Dabei waren auch die meisten katholischen Bischöfe (nur der Kardinal und zwei Bischöfe liessen sich nicht dazu herab). Der Erzbischof meinte nachher, jede Regierung habe halt ihre Licht- und Schattenseiten. Mitte Mai hatte Bukele das grosse Wandbild von Romero, dem im Krieg von der Armee ermordeten und vor einigen Jahren offiziell zum Heiligen erklärten Erzbischof, in einer Nacht- und Nebelaktion aus dem internationalen Flughafen entfernen lassen. Es wurde mit einem Gruss an die TouristInnen ersetzt: «Willkommen an der Surf-Küste». Die Nachricht vom verschwundenen Gemälde provozierte viele empörte Stellungsnahmen. Jahrzehnte vor dem Vatikan hatte das Volk den Ermordeten zu seinem Heiligen ernannt, in Ehrung seiner Haltung, die sich in Sätzen ausdrückte wie «Die Justiz ist wie die Schlange; sie beisst bloss den Barfüssigen» und an seinen berühmten «Befehl» an die Armee, das Morden einzustellen (den er mit seinem Leben bezahlte). Nach tagelangem Schweigen verkündete Bukele, das Gemälde werde an einem besser belichteten Platz aufgestellt. Dazu fiel den bei der Inthronisierung anwesenden Soutanenträgern in Interviews kein Wort ein; schliesslich war ihre Aufgabe, die religiös-kulturell-ideologische Komponente für die Weiterherrschaft des Bukeleclans zu stärken. Sie, ebenso wie ein evangelikaler Redner aus Irland, leisten damit ihren Beitrag zum Versuch der regierenden Mafia, die Geschichte radikal umzuschreiben. Danach war der Bürgerkrieg ein abgekartetes Spiel zwischen Rechten und Linken und überhaupt alles schlecht gewesen, bis Prahlhans kam und die Welt mit Cyberzauber und starker Hand in Atem hält.

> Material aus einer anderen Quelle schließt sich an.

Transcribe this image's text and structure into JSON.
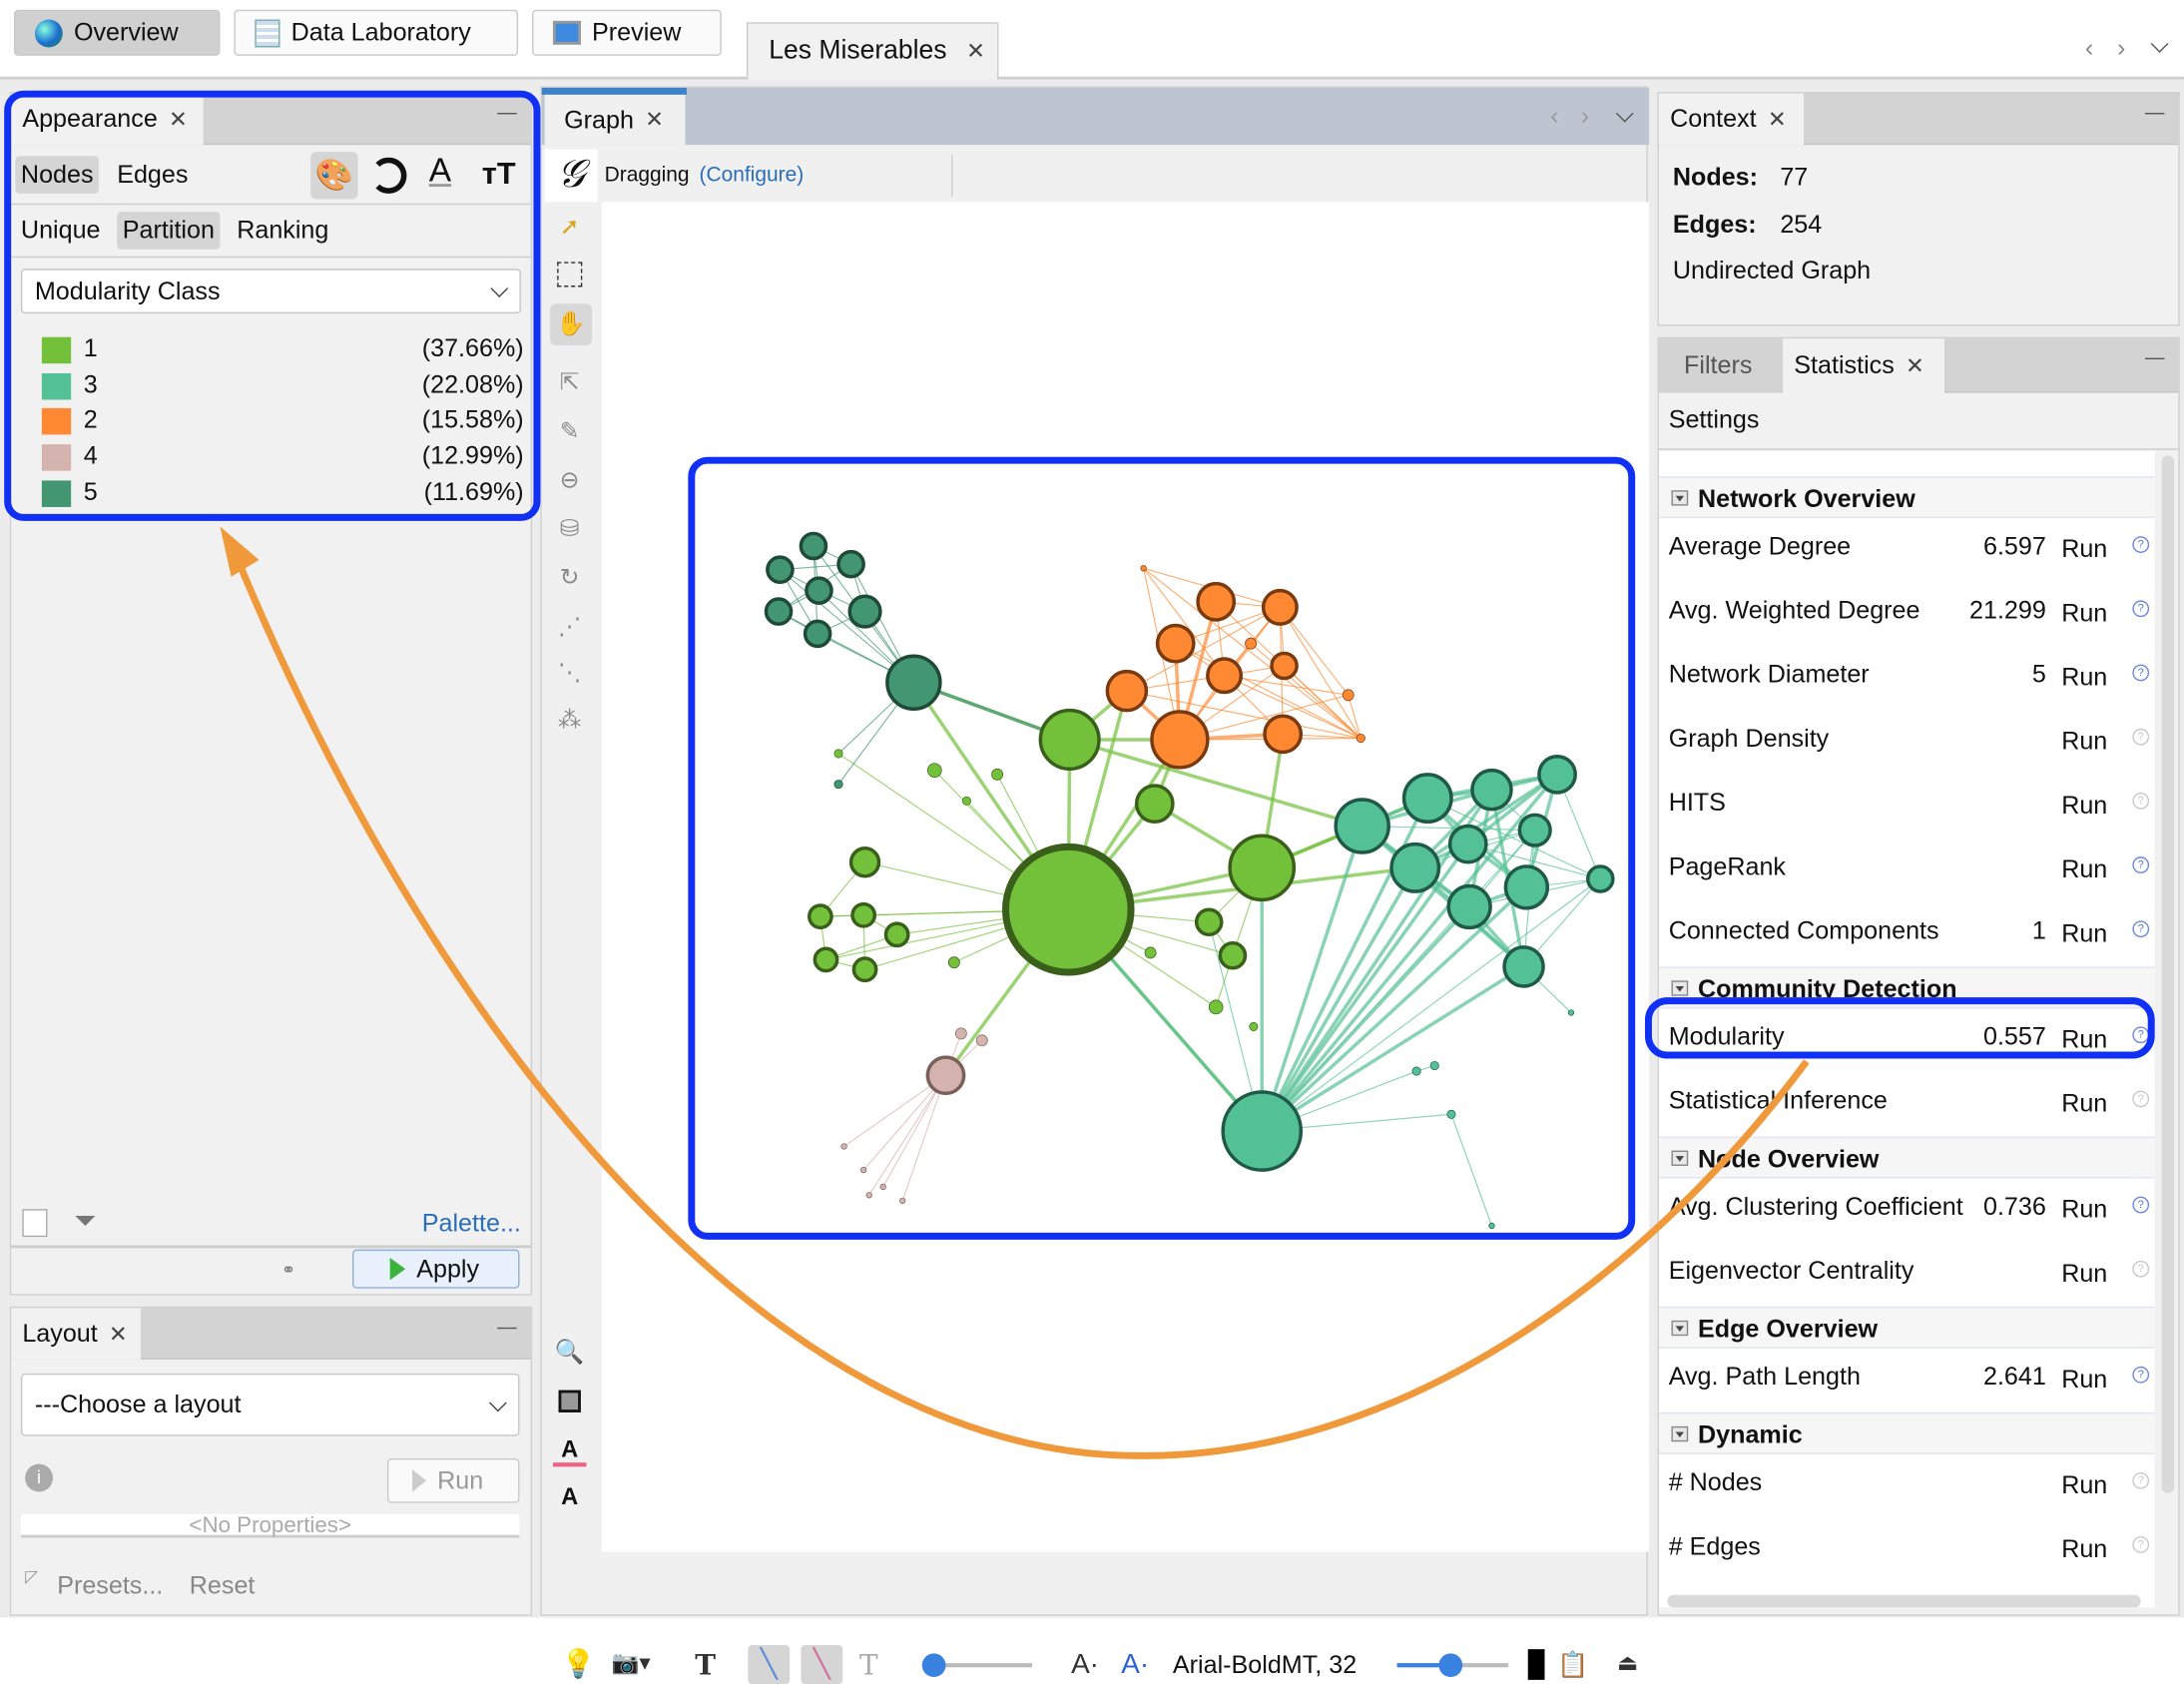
{
  "top_tabs": {
    "overview": "Overview",
    "data_laboratory": "Data Laboratory",
    "preview": "Preview",
    "workspace": "Les Miserables"
  },
  "appearance": {
    "title": "Appearance",
    "target_tabs": [
      "Nodes",
      "Edges"
    ],
    "modes": [
      "Unique",
      "Partition",
      "Ranking"
    ],
    "attribute": "Modularity Class",
    "partitions": [
      {
        "label": "1",
        "percent": "(37.66%)",
        "color": "#73c03a"
      },
      {
        "label": "3",
        "percent": "(22.08%)",
        "color": "#54c095"
      },
      {
        "label": "2",
        "percent": "(15.58%)",
        "color": "#fe8932"
      },
      {
        "label": "4",
        "percent": "(12.99%)",
        "color": "#d4b3ae"
      },
      {
        "label": "5",
        "percent": "(11.69%)",
        "color": "#429672"
      }
    ],
    "palette_link": "Palette...",
    "apply": "Apply"
  },
  "layout": {
    "title": "Layout",
    "select": "---Choose a layout",
    "run": "Run",
    "no_properties": "<No Properties>",
    "presets": "Presets...",
    "reset": "Reset"
  },
  "graph": {
    "title": "Graph",
    "mode": "Dragging",
    "configure": "(Configure)",
    "font_label": "Arial-BoldMT, 32"
  },
  "context": {
    "title": "Context",
    "nodes_label": "Nodes:",
    "nodes": "77",
    "edges_label": "Edges:",
    "edges": "254",
    "graph_type": "Undirected Graph"
  },
  "statistics": {
    "tabs": [
      "Filters",
      "Statistics"
    ],
    "settings": "Settings",
    "run_label": "Run",
    "sections": [
      {
        "title": "Network Overview",
        "items": [
          {
            "name": "Average Degree",
            "value": "6.597",
            "help": true
          },
          {
            "name": "Avg. Weighted Degree",
            "value": "21.299",
            "help": true
          },
          {
            "name": "Network Diameter",
            "value": "5",
            "help": true
          },
          {
            "name": "Graph Density",
            "value": "",
            "help": false
          },
          {
            "name": "HITS",
            "value": "",
            "help": false
          },
          {
            "name": "PageRank",
            "value": "",
            "help": true
          },
          {
            "name": "Connected Components",
            "value": "1",
            "help": true
          }
        ]
      },
      {
        "title": "Community Detection",
        "items": [
          {
            "name": "Modularity",
            "value": "0.557",
            "help": true
          },
          {
            "name": "Statistical Inference",
            "value": "",
            "help": false
          }
        ]
      },
      {
        "title": "Node Overview",
        "items": [
          {
            "name": "Avg. Clustering Coefficient",
            "value": "0.736",
            "help": true
          },
          {
            "name": "Eigenvector Centrality",
            "value": "",
            "help": false
          }
        ]
      },
      {
        "title": "Edge Overview",
        "items": [
          {
            "name": "Avg. Path Length",
            "value": "2.641",
            "help": true
          }
        ]
      },
      {
        "title": "Dynamic",
        "items": [
          {
            "name": "# Nodes",
            "value": "",
            "help": false
          },
          {
            "name": "# Edges",
            "value": "",
            "help": false
          }
        ]
      }
    ]
  },
  "colors": {
    "highlight": "#1030f5",
    "arrow": "#f0993a",
    "link": "#2a6ebb"
  }
}
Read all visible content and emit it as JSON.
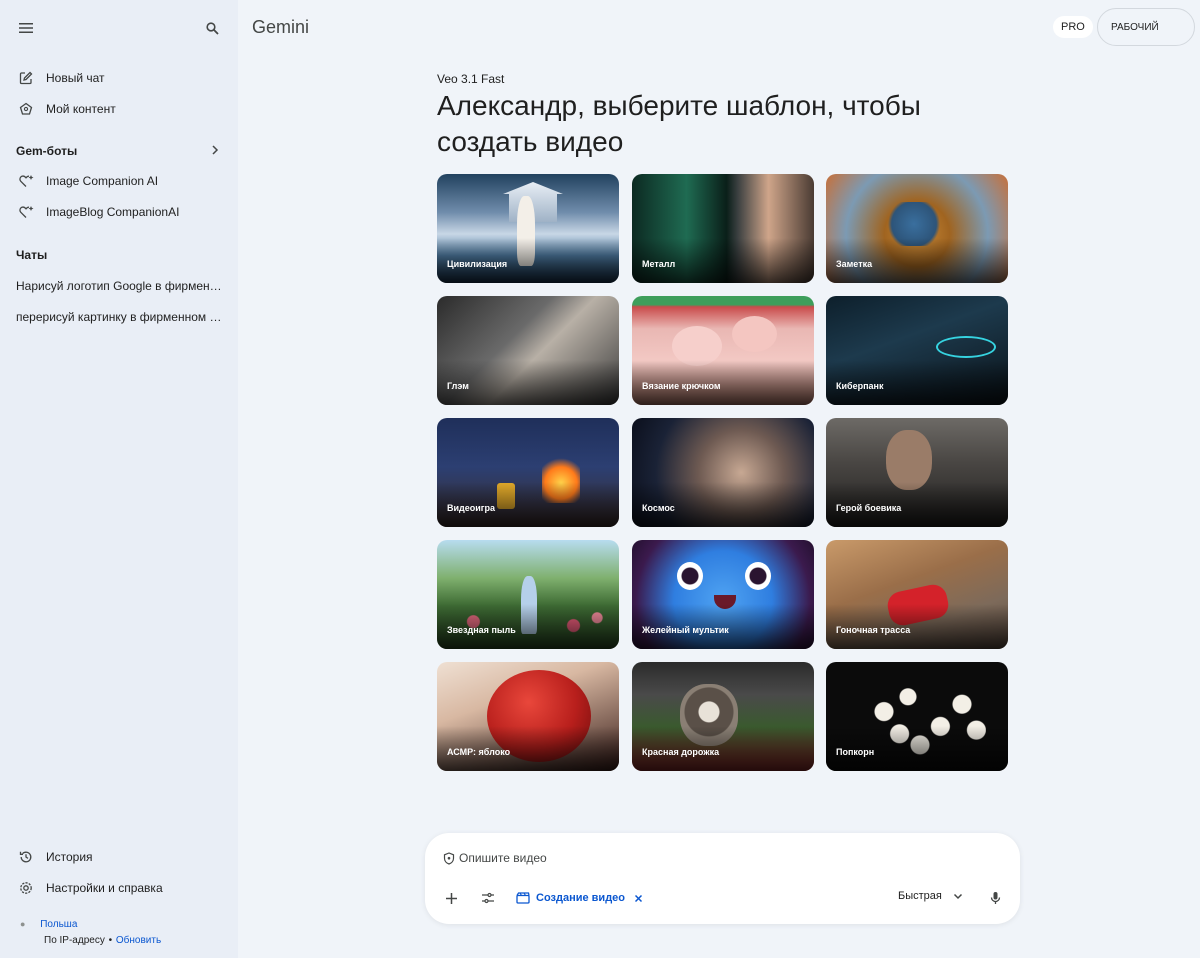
{
  "app": {
    "title": "Gemini",
    "pro_badge": "PRO",
    "workspace": "РАБОЧИЙ"
  },
  "sidebar": {
    "new_chat": "Новый чат",
    "my_content": "Мой контент",
    "gems_title": "Gem-боты",
    "gems": [
      "Image Companion AI",
      "ImageBlog CompanionAI"
    ],
    "chats_title": "Чаты",
    "chats": [
      "Нарисуй логотип Google в фирменн...",
      "перерисуй картинку в фирменном с..."
    ],
    "history": "История",
    "settings": "Настройки и справка",
    "location": {
      "country": "Польша",
      "by_ip": "По IP-адресу",
      "separator": "•",
      "update": "Обновить"
    }
  },
  "main": {
    "model": "Veo 3.1 Fast",
    "headline": "Александр, выберите шаблон, чтобы создать видео",
    "templates": [
      "Цивилизация",
      "Металл",
      "Заметка",
      "Глэм",
      "Вязание крючком",
      "Киберпанк",
      "Видеоигра",
      "Космос",
      "Герой боевика",
      "Звездная пыль",
      "Желейный мультик",
      "Гоночная трасса",
      "АСМР: яблоко",
      "Красная дорожка",
      "Попкорн"
    ]
  },
  "composer": {
    "placeholder": "Опишите видео",
    "chip_label": "Создание видео",
    "speed": "Быстрая"
  },
  "colors": {
    "accent": "#0b57d0",
    "sidebar_bg": "#e9eef6",
    "main_bg": "#f0f4f9"
  },
  "icons": [
    "menu-icon",
    "search-icon",
    "edit-icon",
    "gem-content-icon",
    "chevron-right-icon",
    "gem-icon",
    "history-icon",
    "settings-icon",
    "shield-icon",
    "plus-icon",
    "tune-icon",
    "clapperboard-icon",
    "close-icon",
    "chevron-down-icon",
    "mic-icon"
  ]
}
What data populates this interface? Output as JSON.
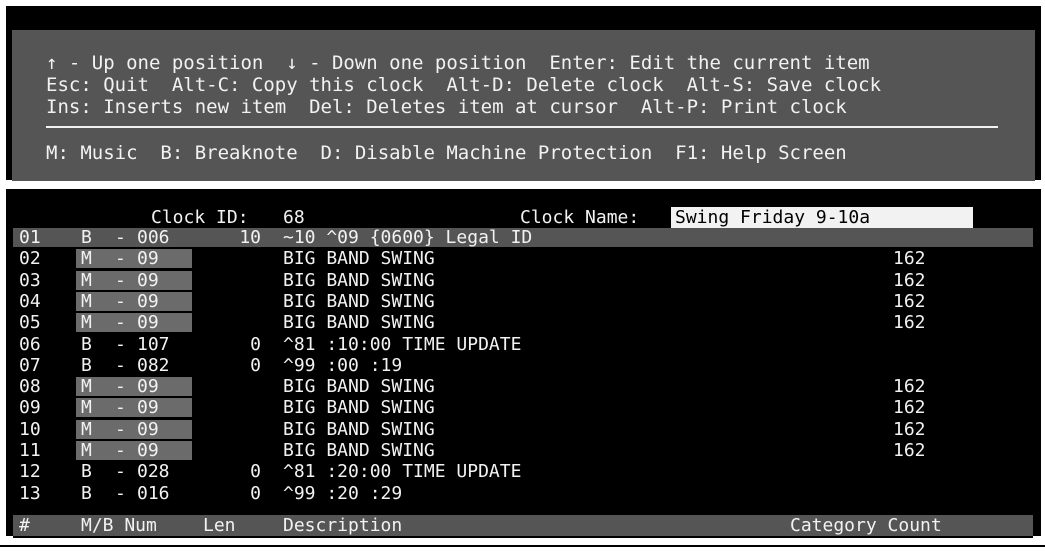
{
  "help": {
    "line1": "↑ - Up one position  ↓ - Down one position  Enter: Edit the current item",
    "line2": "Esc: Quit  Alt-C: Copy this clock  Alt-D: Delete clock  Alt-S: Save clock",
    "line3": "Ins: Inserts new item  Del: Deletes item at cursor  Alt-P: Print clock",
    "line4": "M: Music  B: Breaknote  D: Disable Machine Protection  F1: Help Screen"
  },
  "clock": {
    "id_label": "Clock ID:",
    "id_value": "68",
    "name_label": "Clock Name:",
    "name_value": "Swing Friday 9-10a"
  },
  "rows": [
    {
      "num": "01",
      "mb": "B",
      "code": "006",
      "len": "10",
      "desc": "~10 ^09 {0600} Legal ID",
      "count": ""
    },
    {
      "num": "02",
      "mb": "M",
      "code": "09",
      "len": "",
      "desc": "BIG BAND SWING",
      "count": "162"
    },
    {
      "num": "03",
      "mb": "M",
      "code": "09",
      "len": "",
      "desc": "BIG BAND SWING",
      "count": "162"
    },
    {
      "num": "04",
      "mb": "M",
      "code": "09",
      "len": "",
      "desc": "BIG BAND SWING",
      "count": "162"
    },
    {
      "num": "05",
      "mb": "M",
      "code": "09",
      "len": "",
      "desc": "BIG BAND SWING",
      "count": "162"
    },
    {
      "num": "06",
      "mb": "B",
      "code": "107",
      "len": "0",
      "desc": "^81 :10:00 TIME UPDATE",
      "count": ""
    },
    {
      "num": "07",
      "mb": "B",
      "code": "082",
      "len": "0",
      "desc": "^99 :00 :19",
      "count": ""
    },
    {
      "num": "08",
      "mb": "M",
      "code": "09",
      "len": "",
      "desc": "BIG BAND SWING",
      "count": "162"
    },
    {
      "num": "09",
      "mb": "M",
      "code": "09",
      "len": "",
      "desc": "BIG BAND SWING",
      "count": "162"
    },
    {
      "num": "10",
      "mb": "M",
      "code": "09",
      "len": "",
      "desc": "BIG BAND SWING",
      "count": "162"
    },
    {
      "num": "11",
      "mb": "M",
      "code": "09",
      "len": "",
      "desc": "BIG BAND SWING",
      "count": "162"
    },
    {
      "num": "12",
      "mb": "B",
      "code": "028",
      "len": "0",
      "desc": "^81 :20:00 TIME UPDATE",
      "count": ""
    },
    {
      "num": "13",
      "mb": "B",
      "code": "016",
      "len": "0",
      "desc": "^99 :20 :29",
      "count": ""
    }
  ],
  "columns": {
    "num": "#",
    "mb_num": "M/B Num",
    "len": "Len",
    "desc": "Description",
    "cat_count": "Category Count"
  }
}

[1] Anspielung auf die aus Washington gesteuerte und von den ultrareaktionären Kräfte in Lateinamerika aufgenommene Propaganda für den Bukelismo mit dem Ziel der Zerstörung linker und progressiver Kräfte.
[2] Natürlich sehen das die internationalen Bitcoin-Gangster im Umkreis der bukelistischen Regierung anders. Gerade hat Bukele Brian Roemmele, einen kalifornischen Verkünder der neuen Welt der Künstlichen Intelligenz, in seinen Beraterstab aufgenommen. Stacy Herbert sitzt wie ihr Mann Max Keiser - beide früher bei RT - in der Leitung der Kryptowährungsagentur der Regierung Bukele. Tolle Sache für die «KI-Politik» Bukeles, meint sie, und beruft sich dabei auf die etwa von der NZZ gelobte trumpistische Investorin Cathie Wood, wonach «sich das Bruttoinlandprodukt El Salvadors in den nächsten 5 Jahren verzehnfachen» werde. «Und 10x mehr ist bloss der Anfang», jubiliert die Bitcoinerin. Bukele dient sein Land als Enklave (‘money in, money out’) für IT-Mächte an. Ein ähnliches KI-Wunder verspricht Milei in Argentinien.
[3] Vielerorts sind die Gangmitglieder nicht weg, sondern wissen die BewohnerInnen um ihre «diskrete» Anwesenheit. Die Beweise für einen ununterbrochenen Deal Regierung/Maras nehmen zu. Erneut wurde vor wenigen Tagen ein Marachef in den USA verhaftet, der eigentlich noch viele Jahre im salvadorianischen Knast hocken müsste. Wie kamen er und Kollegen da raus? Warum leisten die doch so schwer bewaffneten Strukturen praktisch keinen Widerstand gegen ihre Zerschlagung? Warum erbeuten die Sicherheitskräfte bei angeblich über 80'000 Verhafteten der organisierten Kriminalität nur selten mal eine Pistole oder ein Handy? Warum beschlagnahmen sie nie eine grosse Geldsumme, meist nur ein paar Dollars? Warum mehren sich die Klagen, früher wurde man von den Maras, heute von den Sicherheitskräften bedroht?